Wednesday, October 1, 2014

Democracy? Not so much.

Let me start out by saying Thank you.  The out pouring of kindness, emotion, truth and love from all of you over the past weeks is amazing.  I have never been so sure of myself, then these last few weeks.  I have cried, hidden, yelled, woken up with nightmares, and loved.  I have admitted, and faced fears, that I had not faced before.  You have all given me something to keep me going.  And some of you have given me things that I did not want to hear but had to.  It is not always a rose garden out there, but, it is the truth that needs to be told in order to move on, and allow oneself to live again.  So, I am grateful to each and everyone of you who have reached out to me and given me strength.  Moving on, I will, and it may not be a walk in the park at times, but I will move.

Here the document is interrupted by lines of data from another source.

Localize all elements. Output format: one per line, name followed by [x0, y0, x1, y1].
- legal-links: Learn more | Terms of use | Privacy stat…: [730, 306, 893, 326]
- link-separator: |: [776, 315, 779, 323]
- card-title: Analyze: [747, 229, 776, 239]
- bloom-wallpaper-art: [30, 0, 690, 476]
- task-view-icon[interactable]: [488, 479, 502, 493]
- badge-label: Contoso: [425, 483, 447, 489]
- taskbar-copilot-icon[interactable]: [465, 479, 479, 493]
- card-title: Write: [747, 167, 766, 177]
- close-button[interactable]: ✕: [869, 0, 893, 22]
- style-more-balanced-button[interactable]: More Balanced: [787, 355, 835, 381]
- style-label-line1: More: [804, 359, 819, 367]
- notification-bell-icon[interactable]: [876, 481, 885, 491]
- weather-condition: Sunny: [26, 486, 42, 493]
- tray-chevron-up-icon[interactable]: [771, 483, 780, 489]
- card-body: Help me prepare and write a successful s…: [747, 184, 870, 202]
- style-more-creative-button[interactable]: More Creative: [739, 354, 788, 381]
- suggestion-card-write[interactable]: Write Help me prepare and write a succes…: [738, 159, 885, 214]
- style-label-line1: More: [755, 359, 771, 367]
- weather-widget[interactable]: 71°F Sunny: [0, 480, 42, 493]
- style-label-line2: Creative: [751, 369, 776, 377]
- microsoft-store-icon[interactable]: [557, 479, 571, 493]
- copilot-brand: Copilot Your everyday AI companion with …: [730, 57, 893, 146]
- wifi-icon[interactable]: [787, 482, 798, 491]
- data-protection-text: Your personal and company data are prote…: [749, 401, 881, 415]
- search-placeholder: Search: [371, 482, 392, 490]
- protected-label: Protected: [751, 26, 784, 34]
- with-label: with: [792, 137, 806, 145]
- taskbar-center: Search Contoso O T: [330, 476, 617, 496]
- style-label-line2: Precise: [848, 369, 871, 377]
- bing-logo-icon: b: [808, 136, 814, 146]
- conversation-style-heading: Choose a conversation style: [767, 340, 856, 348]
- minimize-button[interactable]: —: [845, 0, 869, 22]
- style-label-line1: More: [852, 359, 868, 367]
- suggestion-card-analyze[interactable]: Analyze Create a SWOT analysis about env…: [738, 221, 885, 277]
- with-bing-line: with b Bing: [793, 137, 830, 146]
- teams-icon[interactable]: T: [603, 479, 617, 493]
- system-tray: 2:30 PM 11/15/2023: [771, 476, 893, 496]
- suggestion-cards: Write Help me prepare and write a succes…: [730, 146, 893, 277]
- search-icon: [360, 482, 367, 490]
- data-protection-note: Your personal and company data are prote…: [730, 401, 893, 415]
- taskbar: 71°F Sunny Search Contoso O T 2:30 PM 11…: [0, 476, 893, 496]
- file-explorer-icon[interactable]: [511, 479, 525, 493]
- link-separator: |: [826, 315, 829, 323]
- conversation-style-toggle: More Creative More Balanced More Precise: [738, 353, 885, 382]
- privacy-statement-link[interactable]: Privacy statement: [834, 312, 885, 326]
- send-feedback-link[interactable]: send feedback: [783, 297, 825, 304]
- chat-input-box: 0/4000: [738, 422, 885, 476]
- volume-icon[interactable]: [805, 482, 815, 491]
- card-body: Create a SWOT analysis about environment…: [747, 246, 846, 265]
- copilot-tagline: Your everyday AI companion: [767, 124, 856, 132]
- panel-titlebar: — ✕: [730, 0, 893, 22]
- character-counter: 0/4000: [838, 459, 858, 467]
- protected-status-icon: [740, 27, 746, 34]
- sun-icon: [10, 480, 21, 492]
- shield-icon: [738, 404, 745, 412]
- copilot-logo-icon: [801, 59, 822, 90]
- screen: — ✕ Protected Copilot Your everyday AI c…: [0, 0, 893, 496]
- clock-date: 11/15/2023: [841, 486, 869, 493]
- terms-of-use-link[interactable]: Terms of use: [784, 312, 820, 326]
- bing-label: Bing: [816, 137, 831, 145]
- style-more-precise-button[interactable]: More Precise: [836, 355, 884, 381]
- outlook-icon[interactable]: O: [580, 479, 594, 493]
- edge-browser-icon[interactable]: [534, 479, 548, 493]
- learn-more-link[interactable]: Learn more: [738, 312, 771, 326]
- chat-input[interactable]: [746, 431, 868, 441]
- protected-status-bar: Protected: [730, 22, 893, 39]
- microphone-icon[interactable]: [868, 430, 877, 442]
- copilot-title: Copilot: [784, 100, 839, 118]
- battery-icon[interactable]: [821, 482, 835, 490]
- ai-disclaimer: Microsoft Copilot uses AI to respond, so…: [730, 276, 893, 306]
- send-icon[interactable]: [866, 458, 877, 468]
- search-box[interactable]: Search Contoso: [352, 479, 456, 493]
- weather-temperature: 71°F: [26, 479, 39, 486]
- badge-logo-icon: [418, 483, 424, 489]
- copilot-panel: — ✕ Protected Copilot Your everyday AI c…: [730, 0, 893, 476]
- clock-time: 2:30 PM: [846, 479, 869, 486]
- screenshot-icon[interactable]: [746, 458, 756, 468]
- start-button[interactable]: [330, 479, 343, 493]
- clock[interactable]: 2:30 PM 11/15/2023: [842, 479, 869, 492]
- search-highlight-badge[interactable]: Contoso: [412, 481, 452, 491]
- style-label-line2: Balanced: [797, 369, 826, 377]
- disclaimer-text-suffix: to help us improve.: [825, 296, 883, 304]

After I wrote what I was going through recently I was due in court the following week.  Working up to that day in court was horrible.  I often would wake at 2am and not fall back asleep, I would dream of death, and watching my childrens bodies buried in the earth.  I would visualize car crashes with unexpected drivers, my friends, family members, or the occasional wildlife.  It was I am sure stress related, and the fact that my body was withdrawing from something that used to numb all these feelings. Court day arrived, I had not had any contact with my lawyer except a letter, It said "court sentence is at 1:30, be there at 1:00"...no call, no chat, no questions.

Court:  The most humilatating place on earth.  I was surrounded by people, who shook hands with friends that they have not seen in awhile, " hey, what are you in here for?", " Oh, they said they fucking found pot on my body, and I was driving under perscribed drugs, fucking idiots, they told me I had to go to crash, Fuck them, I'm not going, fucking idiots."  " Dude, what up?", "Seriously, that fucking bitch, she needs to be taught a lesson"..." shit man, this is your 4th offense"  My heart was pounding, in fact so much that I thought I might faint...my lawyer walked by me and didn't even look at me. It was 1:30, 5 cases later, he called my name, and when I said "right here", 2 inches from where he was, he said "oh, I walked right by you."...." We are gonna have a tough one here,"   my heart sank, after all I thought we were here for a child endangerment ruling, and I wanted to argue that my child was in a seat belt and not in a booster because she is beyond the requirements to be in a booster.  Well that didn't happen, they were actually charging me with cruelty to a child, and slapping on the DWI.  I felt sick.  Hot, Like I was about to vomit.  I had to pee, but could not go to the bathroom because they may call my name to go into the courtroom.   10 minutes later my lawyer comes out, I am the last one he has come to talk to.  " those fuckers want to charge you with cruelty, unless you plead guilty to DWI"...just as the ball drops, the baliff comes in and says " the court is in order" ....No time to discuss, just whether or not you want me to fight this, or plead quilty....If I fight it and lose...I have DCWF on my case for the next 10 years, if I plead quilty, I lose my license for 30 days and complete a Crash course.  With 5 DWI's in front of me... the judge was magnificent, knowing that he was dealing with a situation that was bad timing, and unfortunate, he actually humored me.  Being that is was the day that the Lamoille shooter was in town, and the 2 police officers that were there at the scene of the crash, showed up at the last minute, I was the one that was to be made an example of.

I pleaded quilty.  I am a mentor, of young children, a kind person to those who know me, I will go out of my way to help those who need it, and I will not allow child cruelty to be any where associated with my name...and facts are facts, I was driving with a blood alcohol content above the legal limit.


Fucked.  My lawyer postponed the sentence, I don't know why, because he has not really talked to me about it.  My sentencing is now in November...When it is cold, and hard to bike to places I may need to bike to.  It is another day, that the courts will spend money, to answer a punishment they already know is fordue.  It is a corrupt system.

This is only the beginning of what I have just unravelled.  The system that we believe in, our democratic rights, our freedom, our ability to trust in the system, is all but a farce.  What it comes down to is how much money you have, and how many people you can pay off.  Now wonder the people who have nothing and depend on a public defender, have no hope, they are never going to win.  It is a terifying feeling, walking into a courthouse.  The abuse of power is everywhere.  There are no friends, and no feelings of hope...it is desperate,   I am guilty.
 I can only imagine what it is to commit a crime that requires jail time, prison, or loss of life.  This system of ours is wrong.   I am a stronger person, for seeing what I have just not wanted to see.  Open your eyes people and remember, it only takes a second, to change your life.